The unity of believers that Jesus prays for is not something that can be created by mere humans. Church unity is far more than physical togetherness. Unity in the church is through faith in the word; faith in the message—”whoever calls on the name of the Lord will be saved”—faith that can only be created by the Holy Spirit, not people. Jesus said: “When the Counsellor comes, whom I will send to you from the Father—the Spirit of truth who goes out from the Father—he will testify about me.
When he, the Spirit of truth, comes, he will guide you into all the truth” (John 15:26, 16:13).
Unity in God’s church can only come from him, as through the word the Holy Spirit calls, gathers, and enlightens people to look to Christ and call on him for salvation. He doesn’t want anyone to miss out—not any race, or social class or group of people. Just look at what God is doing in his church! If you haven’t been to a Community Meal Day here at St Paul’s before, please come, and see what the Holy Spirit is doing. Last week I met Cecilia, an Indigenous lady from Hermannsburg. She was so excited to be there. We have welcomed Benny and Fiona, people from China who are so keen to learn more about the Bible. There is Alla, a lady who has escaped the devastation of Ukraine, and with the help of Google translate, and her English classes, is able to say thank you and begin basic communication with us. And we have people who are homeless and people who have homes but no one to share them with. And in our congregation that serves them, we have people from the UK, Germany, the Barossa and Adelaide.

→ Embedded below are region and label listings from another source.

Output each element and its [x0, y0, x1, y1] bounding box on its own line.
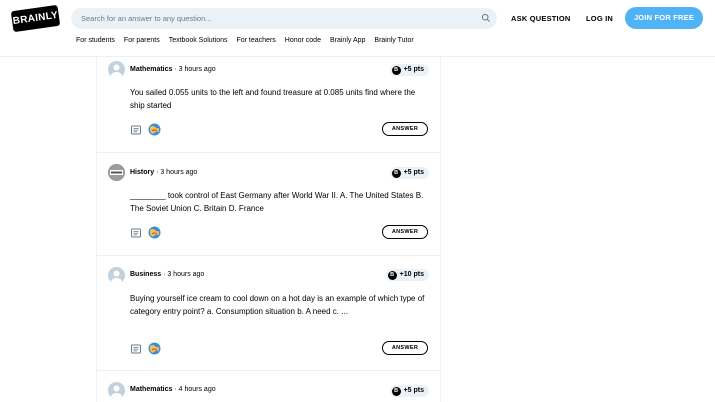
avatar[interactable] — [108, 267, 125, 284]
points-icon: B — [387, 270, 397, 280]
question-attachments — [130, 342, 161, 355]
ask-question-button[interactable]: ASK QUESTION — [511, 14, 571, 23]
points-badge: B +5 pts — [389, 167, 429, 179]
question-text[interactable]: You sailed 0.055 units to the left and f… — [130, 86, 426, 112]
avatar[interactable] — [108, 61, 125, 78]
answer-button[interactable]: ANSWER — [382, 225, 428, 239]
points-value: +5 pts — [403, 169, 424, 176]
nav-brainly-tutor[interactable]: Brainly Tutor — [374, 37, 413, 44]
nav-for-students[interactable]: For students — [76, 37, 115, 44]
points-icon: B — [391, 65, 401, 75]
login-button[interactable]: LOG IN — [586, 14, 613, 23]
points-value: +10 pts — [399, 271, 424, 278]
points-value: +5 pts — [403, 66, 424, 73]
search-bar[interactable] — [71, 8, 497, 29]
globe-icon — [148, 226, 161, 239]
document-icon — [131, 228, 141, 237]
subject-link[interactable]: History — [130, 169, 154, 176]
user-avatar-image — [108, 164, 125, 181]
question-time: · 3 hours ago — [172, 66, 216, 73]
question-text[interactable]: ________ took control of East Germany af… — [130, 189, 426, 215]
user-icon — [111, 385, 122, 399]
header: BRAINLY ASK QUESTION LOG IN JOIN FOR FRE… — [0, 0, 715, 57]
document-icon — [131, 125, 141, 134]
question-card: Business · 3 hours ago B +10 pts Buying y… — [96, 256, 441, 371]
answer-button[interactable]: ANSWER — [382, 122, 428, 136]
nav-textbook-solutions[interactable]: Textbook Solutions — [169, 37, 228, 44]
question-time: · 3 hours ago — [161, 271, 205, 278]
question-attachments — [130, 226, 161, 239]
subject-link[interactable]: Mathematics — [130, 386, 172, 393]
brainly-logo[interactable]: BRAINLY — [10, 4, 61, 33]
subject-link[interactable]: Mathematics — [130, 66, 172, 73]
points-icon: B — [391, 386, 401, 396]
globe-icon — [148, 123, 161, 136]
question-meta: History · 3 hours ago — [130, 169, 197, 176]
question-time: · 4 hours ago — [172, 386, 216, 393]
join-button[interactable]: JOIN FOR FREE — [625, 7, 703, 29]
question-meta: Mathematics · 3 hours ago — [130, 66, 216, 73]
top-nav: For students For parents Textbook Soluti… — [76, 37, 423, 44]
avatar[interactable] — [108, 164, 125, 181]
points-badge: B +10 pts — [385, 269, 429, 281]
globe-icon — [148, 342, 161, 355]
question-card: Mathematics · 3 hours ago B +5 pts You sa… — [96, 57, 441, 153]
nav-for-teachers[interactable]: For teachers — [236, 37, 275, 44]
points-badge: B +5 pts — [389, 64, 429, 76]
avatar[interactable] — [108, 382, 125, 399]
question-meta: Mathematics · 4 hours ago — [130, 386, 216, 393]
user-icon — [111, 64, 122, 78]
question-card: History · 3 hours ago B +5 pts ________ t… — [96, 153, 441, 256]
question-meta: Business · 3 hours ago — [130, 271, 204, 278]
points-icon: B — [391, 168, 401, 178]
nav-honor-code[interactable]: Honor code — [285, 37, 321, 44]
search-input[interactable] — [81, 8, 461, 29]
nav-brainly-app[interactable]: Brainly App — [330, 37, 365, 44]
question-card: Mathematics · 4 hours ago B +5 pts — [96, 371, 441, 402]
search-icon[interactable] — [481, 13, 491, 23]
subject-link[interactable]: Business — [130, 271, 161, 278]
nav-for-parents[interactable]: For parents — [124, 37, 160, 44]
points-badge: B +5 pts — [389, 385, 429, 397]
question-time: · 3 hours ago — [154, 169, 198, 176]
question-text[interactable]: Buying yourself ice cream to cool down o… — [130, 292, 426, 318]
question-attachments — [130, 123, 161, 136]
answer-button[interactable]: ANSWER — [382, 341, 428, 355]
user-icon — [111, 270, 122, 284]
points-value: +5 pts — [403, 387, 424, 394]
document-icon — [131, 344, 141, 353]
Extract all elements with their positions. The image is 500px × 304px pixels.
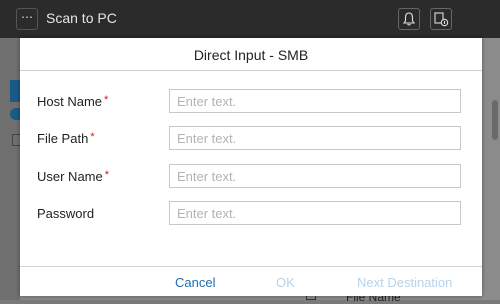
- dialog-title: Direct Input - SMB: [20, 38, 482, 71]
- password-row: Password: [20, 200, 482, 226]
- cancel-button[interactable]: Cancel: [175, 275, 215, 290]
- dialog-footer: Cancel OK Next Destination: [20, 266, 482, 297]
- app-title: Scan to PC: [46, 10, 117, 26]
- background-right-panel: [482, 38, 500, 300]
- direct-input-dialog: Direct Input - SMB Host Name* File Path*…: [20, 38, 482, 296]
- user-name-input[interactable]: [169, 164, 461, 188]
- host-name-label: Host Name *: [37, 94, 109, 109]
- next-destination-button[interactable]: Next Destination: [357, 275, 452, 290]
- user-name-label: User Name *: [37, 169, 110, 184]
- background-check-icon: [10, 108, 20, 120]
- host-name-row: Host Name *: [20, 88, 482, 114]
- required-marker: *: [104, 94, 109, 106]
- password-input[interactable]: [169, 201, 461, 225]
- ok-button[interactable]: OK: [276, 275, 295, 290]
- background-scrollbar: [492, 100, 498, 140]
- background-checkbox: [12, 134, 20, 146]
- file-path-label: File Path *: [37, 131, 95, 146]
- file-path-row: File Path *: [20, 125, 482, 151]
- user-name-row: User Name *: [20, 163, 482, 189]
- required-marker: *: [104, 169, 110, 181]
- background-sidebar: [0, 38, 20, 300]
- background-selected-item: [10, 80, 20, 102]
- bell-icon[interactable]: [398, 8, 420, 30]
- app-header: ⋯ Scan to PC: [0, 0, 500, 38]
- file-path-input[interactable]: [169, 126, 461, 150]
- job-status-icon[interactable]: [430, 8, 452, 30]
- password-label: Password: [37, 206, 95, 221]
- required-marker: *: [90, 131, 95, 143]
- ellipsis-icon[interactable]: ⋯: [16, 8, 38, 30]
- host-name-input[interactable]: [169, 89, 461, 113]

These seashells in the one dish illustrate that well—a picture of the children of God in his church. Like seashells gathered into a bowl for safekeeping, God has gathered all of these into his communion of saints. God has gathered you too, like someone walking along the beach and choosing a shell to be their own, keeping it safe with a place of honour in their home, not because the shell did anything to deserve it, or even lift itself out of the sludgy sand. It is in the hand and in the home of the one who saved it, simply because they took delight in it.
That is what God has done for you, showing his delight for you and his desire for you to be his own, ever since he poured out his Spirit upon you through water and the word. He washed you and kept you as his own, with all the other people he has saved from sin, death and hell, to be made holy and given the gift of eternal life. And he still sends his Spirit through the word, to walk beside you and comfort you, and lead you into all truth, so that when we hear the promise: “Whoever calls on the name of the Lord will be saved” we know that that word ‘everyone’ includes each one of us, and in response to this wonderful news we are able to confidently say together: “Amen!”